Ramon is an inveterate family man. Weekends, he spends time with them and joins them for masses. Most days, he brings sons and grandchildren to his unpretentious eighth floor office at San Miguel headquarters in Ortigas. This is a man who manages a trillion-peso company with four major conglomerates within a conglomerate and 24 hours are not enough in a day. He himself contracted COVID three times last year.
Two, “I will make many enemies.”
Three, “when I leave office, the last ten peso I have earned the hard way, people will think I stole it from government.”
“I still have many things to do in the next five to 10 years. Life is short these days. Why should I enter politics? Why not just help the politicians?” he rationalizes in Pilipino.
Ramon had a Zoom meeting with a group of columnists last April 8. In the course of two hours, I asked him “ano bang fearless forecast mo sir, winner sa 2022?”.
Before the SMC president could manage a reply, another colleague butted in, “Manny Pacquiao!” To which another colleague deadpanned, “I would like Manny Pacquiao—if (Albay Congressman) Joey Salceda is the vice president.”
To which Ramon replied in Pilipino:
“Alam mo totoo yan. I swear. Kung ako ang magrerekomenda sa next government, finance secretary dapat si Joey Salceda. Yung sa NEDA si Garin, yung bata. Narinig ko, ang galing nun kasi siya ang naka-zoom namin sa CREATE. Matulis, magaling tsaka marunong.” (“That is true. If I were to recommend to the next government, the finance secretary is Joey Salceda. For NEDA, Garin, the young one. We met her in a zoom meeting. She is sharp and brilliant.’).
RSA was probably referring to party-list Congresswoman Sharon Garin. Residing in Iloilo, the beauteous solon has had studies in accountancy (UP Visayas), law (Ateneo), and masters (ESADE, an elite business school). She has authored or co-authored a number of economic bills like minimum capital for retail trade, amended Public Service Act, amended Foreign Investment Act, Coco trust fund, tax regime for mining, and repeal of the Internal Revenue Law.
During the April 8 virtual kaffe klatsch with RSA, nobody brought up the possibility of a Sara Duterte or Bong Go for president. Both are frontrunners in early surveys of presidential choices.
Had Sara or Bong’s names been mentioned, RSA, ever ready to say nice things about people, even those he hates, would have wholeheartedly embraced the thought of either succeeding Tatay Digong Duterte, a close friend.
In this connection, in a succeeding chat, RSA compared notes on who will make a good president.
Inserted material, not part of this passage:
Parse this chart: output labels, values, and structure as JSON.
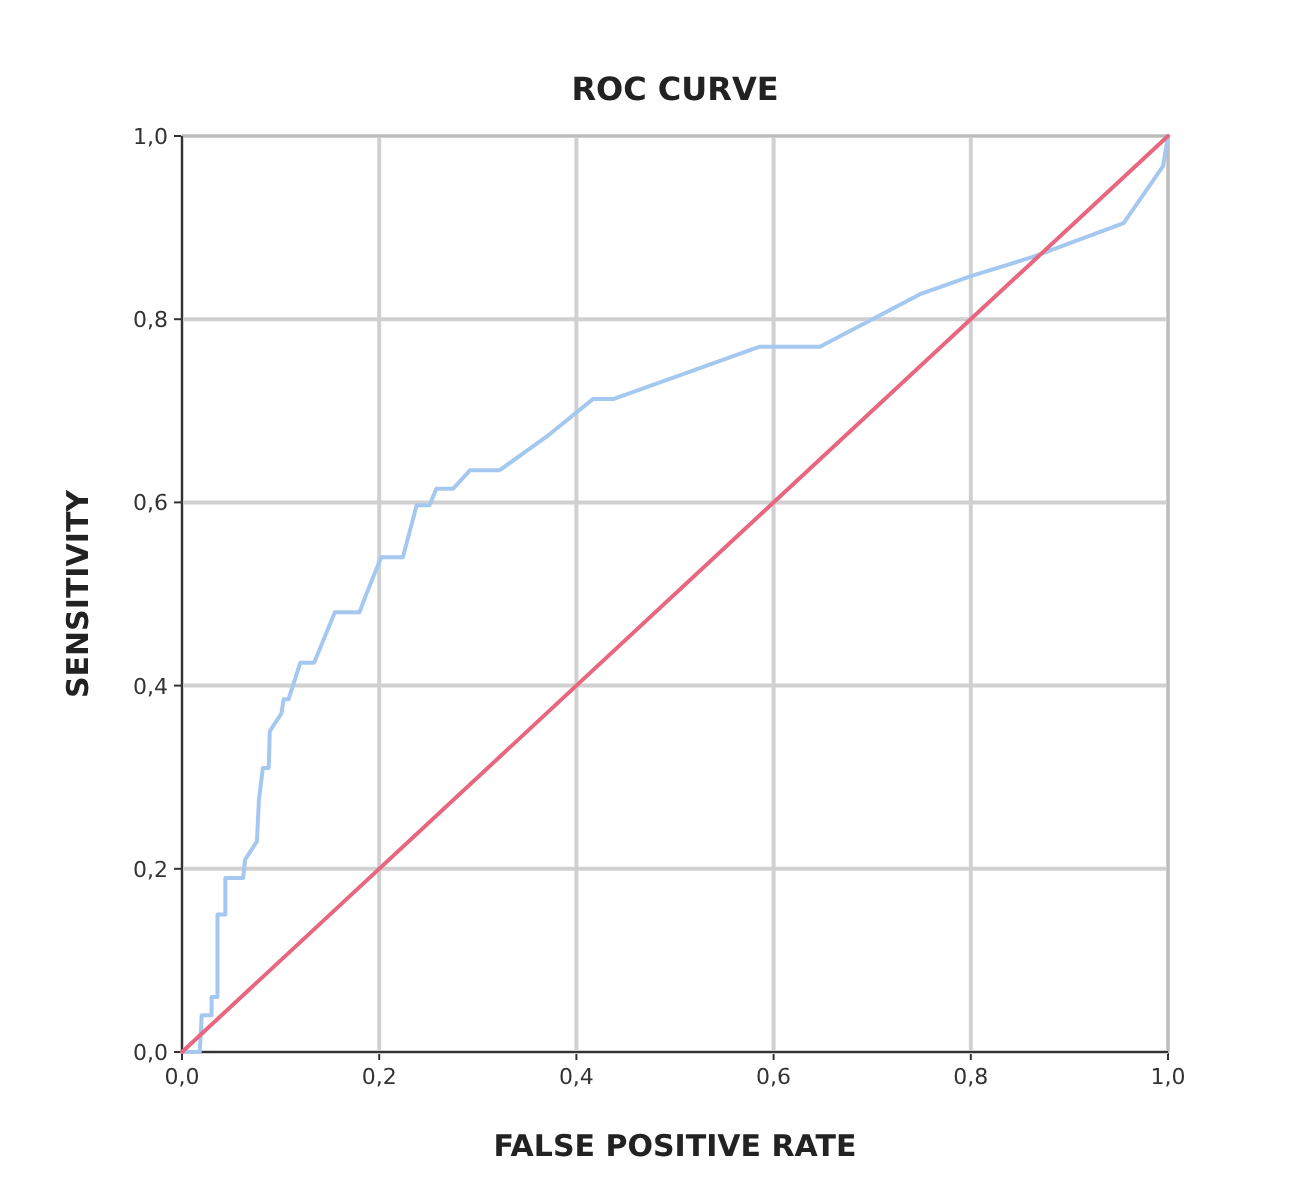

His list of qualities for a presidential wannabee is long. They include:
“Proven track record of performance in government, not tarnished by corruption, consistency, sincerity, and honesty in serving the people; tenaciousness and intelligence; someone who is a hard-worker and a doer, and most of all, someone who has the capacity to lead the country’s full recovery from the pandemic and on to the next level of growth.”
Having run the Philippines’ largest company for 30 years if not longer, RSA has had practice recruiting the best, brightest and most honest CEOs and managers. So his benchmarks can be formidable to hurdle.
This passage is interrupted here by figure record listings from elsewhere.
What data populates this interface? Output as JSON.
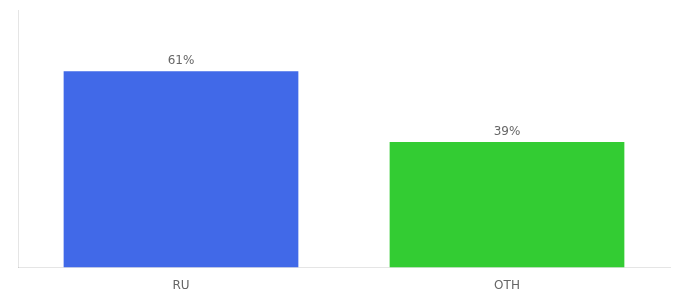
{
  "chart_data": {
    "type": "bar",
    "categories": [
      "RU",
      "OTH"
    ],
    "values": [
      61,
      39
    ],
    "value_labels": [
      "61%",
      "39%"
    ],
    "data_labels": true,
    "colors": [
      "#4169e8",
      "#33cc33"
    ],
    "ylim": [
      0,
      80
    ],
    "yticks": [],
    "tick_labels": "x",
    "grid": false
  }
}
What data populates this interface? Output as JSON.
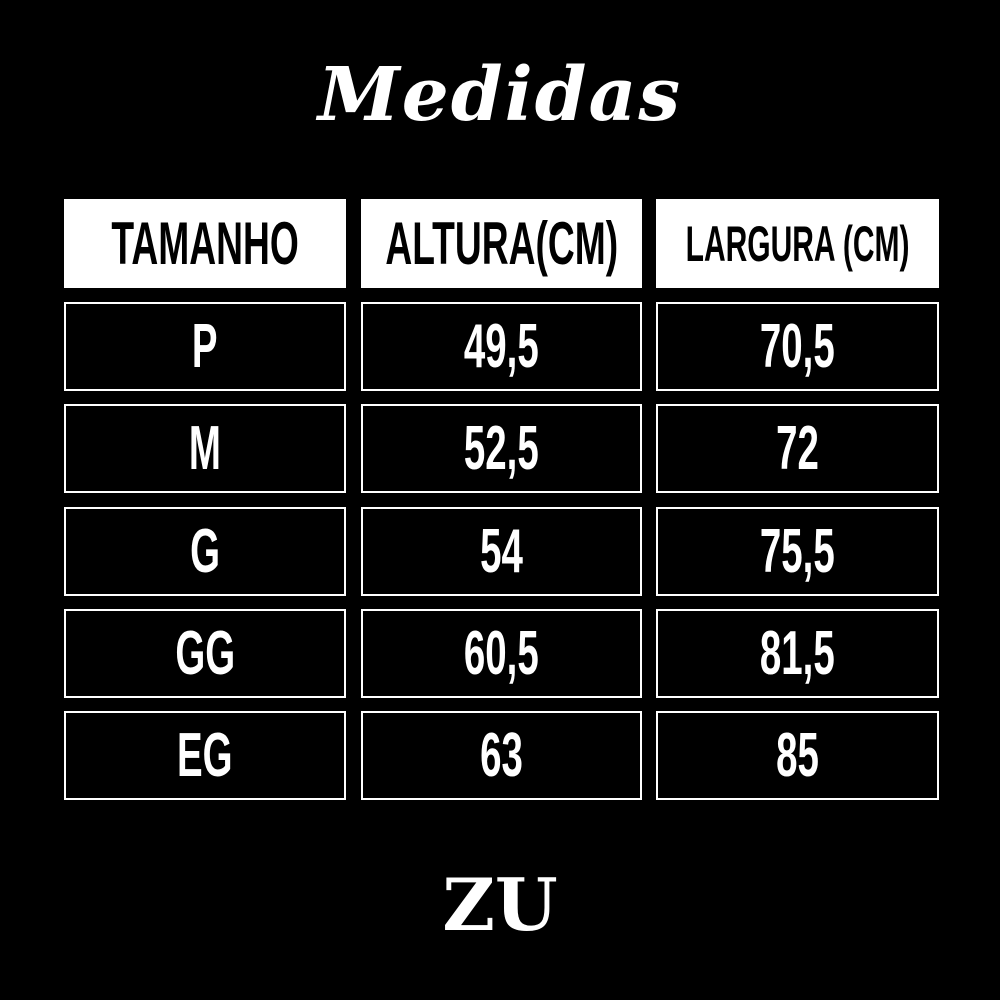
{
  "title": "Medidas",
  "table": {
    "headers": [
      "TAMANHO",
      "ALTURA(CM)",
      "LARGURA (CM)"
    ],
    "rows": [
      [
        "P",
        "49,5",
        "70,5"
      ],
      [
        "M",
        "52,5",
        "72"
      ],
      [
        "G",
        "54",
        "75,5"
      ],
      [
        "GG",
        "60,5",
        "81,5"
      ],
      [
        "EG",
        "63",
        "85"
      ]
    ]
  },
  "logo": "ZU",
  "colors": {
    "background": "#000000",
    "foreground": "#ffffff"
  }
}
Still, Ramon Ang acknowledges that obviously, even if a candidate has the best of qualifications, they do not guarantee electoral victory. Many other factors come into play. Political machinery, political alliances, money.
But what could potentially be a game-changer for any candidate at this point?
“I’m no expert in elections or politics, but the bottomline is, I believe President Duterte will still be the major factor in 2022. He continues to enjoy our people’s trust by a high margin. Whoever the President picks would most likely be the candidate to beat.”
Is RSA speaking as an astute politician or a savvy businessman? Ask him.